I agree with Tim Burke that a central lesson of Larry Summers’ resignation is that “academic institutions have become extraordinarily difficult to lead in some strongly centralized and idiosyncratic direction,” and a determined presidential agenda “would go a lot further in the hands of someone more skilled politically and interpersonally than Summers.” I was struck, in recent weeks, by how few members of the Harvard faculty spoke up in Summers’ defense. A leader with no followers has lost the ability to lead.

That said, it also seems to me impossible to disentangle Summers’ leadership difficulties from broader ideological issues affecting the academy. The original draft of the 2005 faculty resolution listed three specific events justifying a motion of no confidence: the president’s remarks about women in science; his handling of the Cornel West matter; and his denunciation of a proposed faculty resolution urging Harvard to divest from firms doing business in Israel. In an attempt to win the votes of more moderate faculty members, the final resolution excluded mention of specific issues. But had Summers taken the opposite position on these three matters, it’s very, very hard to believe that a no-confidence measure would ever have been introduced, much less passed.

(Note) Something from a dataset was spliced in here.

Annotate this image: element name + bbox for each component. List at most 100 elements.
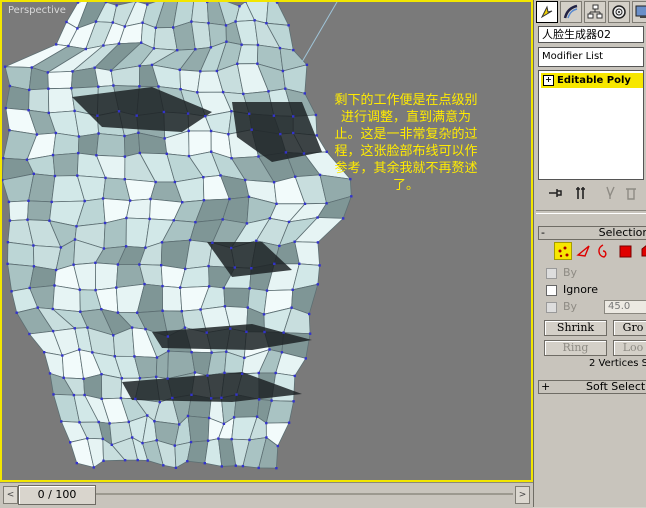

Of the three, the women-in-science issue most clearly demonstrated Summers’ political and interpersonal failings. For a president of any university, much less Harvard, to deliver remarks challenging the defining creed of the contemporary professoriate—“diversity”—requires careful thought, not the sloppy and almost casual reasoning offered by Summers in his speech. He then forfeited any claim to the protections of academic freedom by first refusing for several weeks to release the text of his remarks and then repeatedly apologizing for not simply the tone but also the substance of his comments. And, finally, he alienated supporters among the faculty by attempting to appease his critics. It’s easy to critique Summers’ performance on this matter in retrospect, but it’s also easy to maintain that he mishandled this matter from start to finish.

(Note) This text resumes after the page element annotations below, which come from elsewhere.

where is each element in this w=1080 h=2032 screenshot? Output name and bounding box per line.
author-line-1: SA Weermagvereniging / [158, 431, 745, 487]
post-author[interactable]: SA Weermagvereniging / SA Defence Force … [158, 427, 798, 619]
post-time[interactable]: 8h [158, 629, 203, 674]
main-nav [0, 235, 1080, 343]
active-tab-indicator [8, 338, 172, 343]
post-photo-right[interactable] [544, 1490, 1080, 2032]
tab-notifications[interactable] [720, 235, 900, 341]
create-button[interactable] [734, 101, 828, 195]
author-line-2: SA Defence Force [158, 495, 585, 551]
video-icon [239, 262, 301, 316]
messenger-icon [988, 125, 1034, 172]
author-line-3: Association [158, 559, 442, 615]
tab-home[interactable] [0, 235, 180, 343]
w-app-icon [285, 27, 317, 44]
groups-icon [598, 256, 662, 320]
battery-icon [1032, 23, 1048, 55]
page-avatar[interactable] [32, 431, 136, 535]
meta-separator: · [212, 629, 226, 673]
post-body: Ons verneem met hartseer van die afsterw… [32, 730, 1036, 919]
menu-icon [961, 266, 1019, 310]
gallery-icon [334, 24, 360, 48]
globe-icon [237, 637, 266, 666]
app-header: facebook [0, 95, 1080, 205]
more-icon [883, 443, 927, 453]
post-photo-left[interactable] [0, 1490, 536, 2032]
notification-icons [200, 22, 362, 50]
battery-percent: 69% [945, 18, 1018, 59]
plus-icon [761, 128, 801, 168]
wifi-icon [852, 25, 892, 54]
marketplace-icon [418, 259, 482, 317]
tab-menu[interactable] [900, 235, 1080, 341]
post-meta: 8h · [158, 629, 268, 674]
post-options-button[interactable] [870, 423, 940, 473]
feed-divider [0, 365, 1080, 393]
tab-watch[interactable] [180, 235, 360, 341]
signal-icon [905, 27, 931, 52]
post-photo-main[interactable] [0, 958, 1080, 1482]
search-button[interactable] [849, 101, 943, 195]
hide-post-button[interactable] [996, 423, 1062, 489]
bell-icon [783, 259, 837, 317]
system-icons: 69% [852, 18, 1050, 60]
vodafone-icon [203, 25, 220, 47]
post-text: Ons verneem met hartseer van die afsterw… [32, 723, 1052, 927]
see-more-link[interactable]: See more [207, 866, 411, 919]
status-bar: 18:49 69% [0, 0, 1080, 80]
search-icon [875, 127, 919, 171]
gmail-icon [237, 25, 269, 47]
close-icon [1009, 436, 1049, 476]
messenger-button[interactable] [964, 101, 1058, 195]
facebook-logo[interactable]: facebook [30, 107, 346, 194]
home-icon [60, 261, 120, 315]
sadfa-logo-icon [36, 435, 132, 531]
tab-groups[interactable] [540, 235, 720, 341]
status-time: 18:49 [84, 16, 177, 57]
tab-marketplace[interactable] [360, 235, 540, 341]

On the other two issues cited in the original no confidence resolution, however, I’m far less willing to cite political or leadership failures by Summers. Tim notes:

It’s especially important for a reformer in an academic institution to try and formulate reforms in terms that are potentially applicable even-handedly, across the board, and offered in a collaborative spirit. If you want to argue that you expect your faculty to dedicate themselves more to teaching, for example, you don’t pick one or two people to harass over that question. You propose a general standard, push for it insistently in general meetings, and try to figure out ways to hold people accountable from that point onward for meeting that standard. You pursue practices of transparency and accountability that include your own office as a way to expose practices or behaviors that you want to reform.”

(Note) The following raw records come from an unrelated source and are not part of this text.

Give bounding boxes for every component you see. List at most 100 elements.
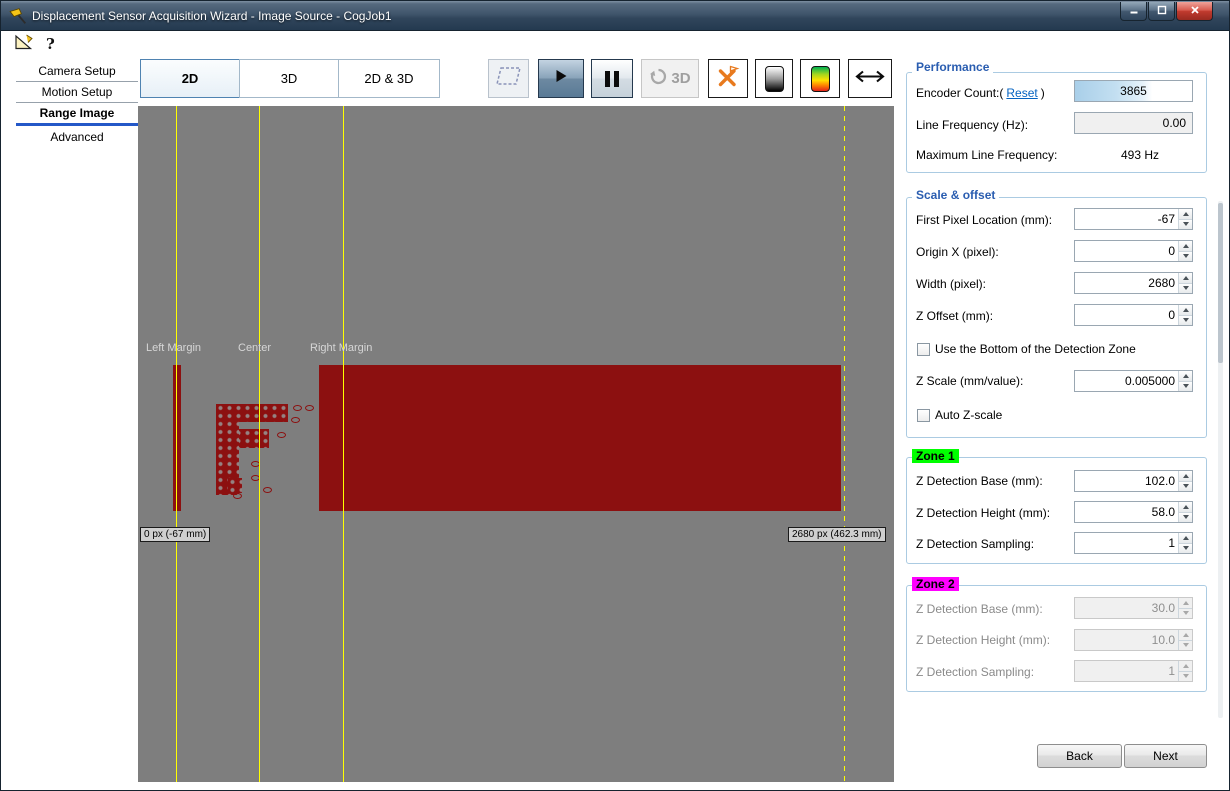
- spin-down-button[interactable]: [1179, 219, 1192, 230]
- sidebar-item-camera-setup[interactable]: Camera Setup: [16, 61, 138, 82]
- origin-x-field[interactable]: 0: [1074, 240, 1193, 262]
- sidebar-item-label: Range Image: [40, 106, 115, 120]
- max-line-frequency-label: Maximum Line Frequency:: [916, 148, 1057, 162]
- first-pixel-location-label: First Pixel Location (mm):: [916, 213, 1052, 227]
- z-scale-label: Z Scale (mm/value):: [916, 374, 1023, 388]
- encoder-count-value: 3865: [1075, 81, 1192, 101]
- origin-x-label: Origin X (pixel):: [916, 245, 999, 259]
- tab-3d[interactable]: 3D: [239, 59, 339, 98]
- horizontal-arrows-icon: [855, 70, 885, 88]
- measure-tool-icon[interactable]: [14, 33, 34, 55]
- spin-down-button: [1179, 640, 1192, 651]
- spin-down-button[interactable]: [1179, 283, 1192, 294]
- spin-down-button[interactable]: [1179, 481, 1192, 492]
- spin-up-button[interactable]: [1179, 209, 1192, 219]
- window-title: Displacement Sensor Acquisition Wizard -…: [32, 9, 392, 23]
- field-value: 2680: [1148, 273, 1175, 293]
- spinner-arrows: [1178, 471, 1192, 491]
- spin-down-button: [1179, 671, 1192, 682]
- region-select-button[interactable]: [488, 59, 529, 98]
- pause-button[interactable]: [591, 59, 633, 98]
- tab-label: 3D: [281, 71, 298, 86]
- zone1-height-label: Z Detection Height (mm):: [916, 506, 1050, 520]
- z-scale-field[interactable]: 0.005000: [1074, 370, 1193, 392]
- use-bottom-checkbox[interactable]: [917, 343, 930, 356]
- line-frequency-value: 0.00: [1163, 113, 1186, 133]
- spin-down-button[interactable]: [1179, 512, 1192, 523]
- back-button[interactable]: Back: [1037, 744, 1122, 768]
- zone1-sampling-field[interactable]: 1: [1074, 532, 1193, 554]
- width-field[interactable]: 2680: [1074, 272, 1193, 294]
- center-line[interactable]: [259, 106, 260, 782]
- color-palette-button[interactable]: [800, 59, 840, 98]
- spin-down-button: [1179, 608, 1192, 619]
- line-frequency-field: 0.00: [1074, 112, 1193, 134]
- spinner-arrows: [1178, 598, 1192, 618]
- spinner-arrows: [1178, 502, 1192, 522]
- spin-down-button[interactable]: [1179, 381, 1192, 392]
- help-icon[interactable]: ?: [46, 35, 55, 53]
- cancel-acquisition-button[interactable]: [708, 59, 748, 98]
- z-offset-field[interactable]: 0: [1074, 304, 1193, 326]
- next-button[interactable]: Next: [1124, 744, 1207, 768]
- pause-icon: [605, 71, 619, 87]
- encoder-reset-link[interactable]: Reset: [1006, 86, 1037, 100]
- spinner-arrows: [1178, 241, 1192, 261]
- auto-zscale-checkbox[interactable]: [917, 409, 930, 422]
- sidebar-item-advanced[interactable]: Advanced: [16, 126, 138, 147]
- app-icon: [9, 7, 27, 25]
- spin-up-button[interactable]: [1179, 305, 1192, 315]
- title-bar[interactable]: Displacement Sensor Acquisition Wizard -…: [1, 1, 1229, 31]
- sidebar-item-motion-setup[interactable]: Motion Setup: [16, 82, 138, 103]
- sidebar-item-range-image[interactable]: Range Image: [16, 103, 138, 126]
- first-pixel-location-field[interactable]: -67: [1074, 208, 1193, 230]
- field-value: 58.0: [1152, 502, 1175, 522]
- spin-up-button[interactable]: [1179, 371, 1192, 381]
- range-image-viewport[interactable]: Left Margin Center Right Margin 0 px (-6…: [138, 106, 894, 782]
- scrollbar-thumb[interactable]: [1218, 203, 1223, 363]
- left-margin-line[interactable]: [176, 106, 177, 782]
- panel-scrollbar[interactable]: [1218, 201, 1223, 718]
- minimize-button[interactable]: [1120, 2, 1147, 21]
- field-value: 0: [1168, 241, 1175, 261]
- maximize-button[interactable]: [1148, 2, 1175, 21]
- performance-title: Performance: [912, 60, 993, 74]
- fit-width-button[interactable]: [848, 59, 892, 98]
- zone2-sampling-label: Z Detection Sampling:: [916, 665, 1034, 679]
- zone1-base-field[interactable]: 102.0: [1074, 470, 1193, 492]
- next-button-label: Next: [1153, 749, 1178, 763]
- field-value: -67: [1158, 209, 1175, 229]
- spin-up-button[interactable]: [1179, 241, 1192, 251]
- width-label: Width (pixel):: [916, 277, 986, 291]
- pixel-marker-left: 0 px (-67 mm): [140, 527, 210, 542]
- spin-down-button[interactable]: [1179, 543, 1192, 554]
- refresh-3d-button[interactable]: 3D: [641, 59, 699, 98]
- color-gradient-icon: [811, 66, 830, 92]
- spinner-arrows: [1178, 273, 1192, 293]
- spin-up-button[interactable]: [1179, 533, 1192, 543]
- right-margin-line[interactable]: [343, 106, 344, 782]
- field-value: 1: [1168, 661, 1175, 681]
- scan-ring: [277, 432, 286, 438]
- spin-up-button[interactable]: [1179, 502, 1192, 512]
- play-button[interactable]: [538, 59, 584, 98]
- field-value: 0.005000: [1125, 371, 1175, 391]
- tab-2d-and-3d[interactable]: 2D & 3D: [338, 59, 440, 98]
- scan-ring: [291, 417, 300, 423]
- close-button[interactable]: [1176, 2, 1213, 21]
- max-line-frequency-value: 493 Hz: [1121, 148, 1159, 162]
- field-value: 102.0: [1145, 471, 1175, 491]
- grayscale-palette-button[interactable]: [755, 59, 793, 98]
- detection-band: [173, 365, 841, 511]
- wizard-window: Displacement Sensor Acquisition Wizard -…: [0, 0, 1230, 791]
- spin-down-button[interactable]: [1179, 251, 1192, 262]
- spin-up-button[interactable]: [1179, 273, 1192, 283]
- tab-label: 2D: [182, 71, 199, 86]
- tab-2d[interactable]: 2D: [140, 59, 240, 98]
- zone1-height-field[interactable]: 58.0: [1074, 501, 1193, 523]
- spin-up-button[interactable]: [1179, 471, 1192, 481]
- caption-buttons: [1120, 2, 1213, 21]
- spin-down-button[interactable]: [1179, 315, 1192, 326]
- back-button-label: Back: [1066, 749, 1093, 763]
- side-toolbar: ?: [14, 34, 55, 54]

On the path that led to Cornel West’s departure, I would argue that Summers by and large followed this approach. By all accounts, he made scholarly accomplishments the preeminent qualification in his personnel decisions, across the board. He urged the faculty to pay more attention to grade inflation. He promoted a variety of (highly commendable) reforms to encourage more interaction between senior faculty and undergraduates. West posed a special problem: he was alone among University Professors, the most distinguished appointments in the Harvard faculty, in essentially eschewing research, and his courses had developed a reputation for sloppy teaching and grade inflation. In retrospect, Summers should simply have ignored him. But, on the other hand, the president’s approach—a private meeting with West to raise his concerns—was not out of line; it was West who brought the matter into the public domain, not Summers.

On the third issue that produced the no confidence resolution—the proposed faculty resolution demanding divestment from firms doing business in Israel, a motion that implied that Harvard would officially hold Israel to a different standard than any other nation in the world—I would argue that Summers’ conduct was absolutely right, and the president’s personal or political skills had no bearing on the criticism that he received. (Lee Bollinger faced almost identical faculty criticism when he spoke out against a comparable resolution at Columbia.) A university president has no more important function than to use his bully pulpit to speak out when members of the faculty have lost their moral bearings.

The anonymous comments from university presidents in Scott Jaschik’s piece depressed me; it seems likely that most presidents (who, after all, most want to keep their jobs) will take from the Summers affair a lesson that, regardless of their own interpersonal or political skills, it’s simply too risky to speak out on any matter that challenges the agenda of a committed segment of the faculty. As for Harvard, I hope the corporation chooses someone who will implement Summers’ agenda, but in a more skillful fashion; I fear the selection of a figure like Princeton president Shirley Tilghman, who would only enhance the power of the most extreme of Summers’ faculty critics.